Disable HDMI-CEC. In my tests, this added ~10ms of lag on my set. I disabled it on my TV and on my PS4. Though, disabling it on my PS4 didn't change lag, it did change audio cut out.
Disable any power saving settings or ambient screen dimming. Both of these add additional lag (~10ms each).
If possible, test each HDMI input. I have 4 HDMI inputs and two of them consistently have less input lag (6ms less) than the other two.
Using TV speakers add input lag. If possible, use a separate audio system such as a sound bar. Using TV speakers added ~8ms of lag on my set.
Looking for the ultimate gaming experience? Simply put, purchasing a 120hz+ Refresh Rate TV will get rid of any input lag you may have experienced with a 60hz Refresh Rate TV. Even with smaller TVs, a 60hz refresh rate can make it feel like your tv, internet, or controller is lagging or not responding to your inputs.
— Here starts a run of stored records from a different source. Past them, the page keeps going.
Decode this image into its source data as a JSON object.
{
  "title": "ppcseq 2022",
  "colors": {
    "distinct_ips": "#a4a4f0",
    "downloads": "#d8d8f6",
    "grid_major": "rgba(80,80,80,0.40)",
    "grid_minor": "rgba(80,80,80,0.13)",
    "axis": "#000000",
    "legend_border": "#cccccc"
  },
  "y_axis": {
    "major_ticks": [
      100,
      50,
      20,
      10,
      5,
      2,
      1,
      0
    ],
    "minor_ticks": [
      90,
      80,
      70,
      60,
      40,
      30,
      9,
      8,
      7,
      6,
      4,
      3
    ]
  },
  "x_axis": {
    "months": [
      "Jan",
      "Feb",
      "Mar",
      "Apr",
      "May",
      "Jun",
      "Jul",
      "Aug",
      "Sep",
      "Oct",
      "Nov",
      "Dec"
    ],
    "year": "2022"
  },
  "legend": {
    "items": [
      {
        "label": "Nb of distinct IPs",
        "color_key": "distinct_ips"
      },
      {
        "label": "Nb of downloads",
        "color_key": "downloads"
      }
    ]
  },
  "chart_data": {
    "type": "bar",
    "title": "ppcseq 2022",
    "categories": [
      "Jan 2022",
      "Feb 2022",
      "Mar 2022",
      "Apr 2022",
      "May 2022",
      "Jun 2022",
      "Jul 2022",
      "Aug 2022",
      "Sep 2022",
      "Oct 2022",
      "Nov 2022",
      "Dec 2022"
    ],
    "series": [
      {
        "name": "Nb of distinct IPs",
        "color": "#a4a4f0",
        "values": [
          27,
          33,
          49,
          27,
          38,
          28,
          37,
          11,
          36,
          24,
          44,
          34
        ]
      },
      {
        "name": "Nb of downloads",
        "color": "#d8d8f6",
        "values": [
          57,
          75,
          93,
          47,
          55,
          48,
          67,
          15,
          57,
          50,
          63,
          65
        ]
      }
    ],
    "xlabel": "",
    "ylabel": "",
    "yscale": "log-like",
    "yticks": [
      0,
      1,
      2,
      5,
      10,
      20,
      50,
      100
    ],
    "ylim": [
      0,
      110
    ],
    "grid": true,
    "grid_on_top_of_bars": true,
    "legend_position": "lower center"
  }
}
With larger TVs, it’s even more noticeable. A 120hz+ refresh rate will help minimize and reduce lag when playing video games. Below is a simple guide that explains what the refresh rate should be for the size of your TV to help get rid of your video game lag:
All that being said, I was personally able to shave off ~20ms of lag.
I tested using the average of top, middle, and bottom readings which is the current meta. I also let the TV warm up for a few minutes before measuring each change as I observed this was the best way to observe lowest measurements and most accurately resembled real-world use. Obviously, not all of these will translate from one TV set to another, but if anything else, it suggests that seemingly benign settings can introduce additional lag. If you want to check out the Lag rating for your TV/Monitor/Projector, or any other model - we highly recommend displaylag.com - they currently have well over 500 models in their database!
As you guessed, DisplayLag features a database with multitudes of HDTVs and monitors, along with news, reviews, and information about the latest displays and video games. I wanted to create a centralized database, a place where anyone can come and look up a display. Before this website, measurements were scattered all over the internet, using a variety of testing methods (most commonly involving a computer, clone mode displays and a program such as SMTT), and it was difficult to create a standard in which we could accurately compare displays due to a large amount of factors. Not anymore.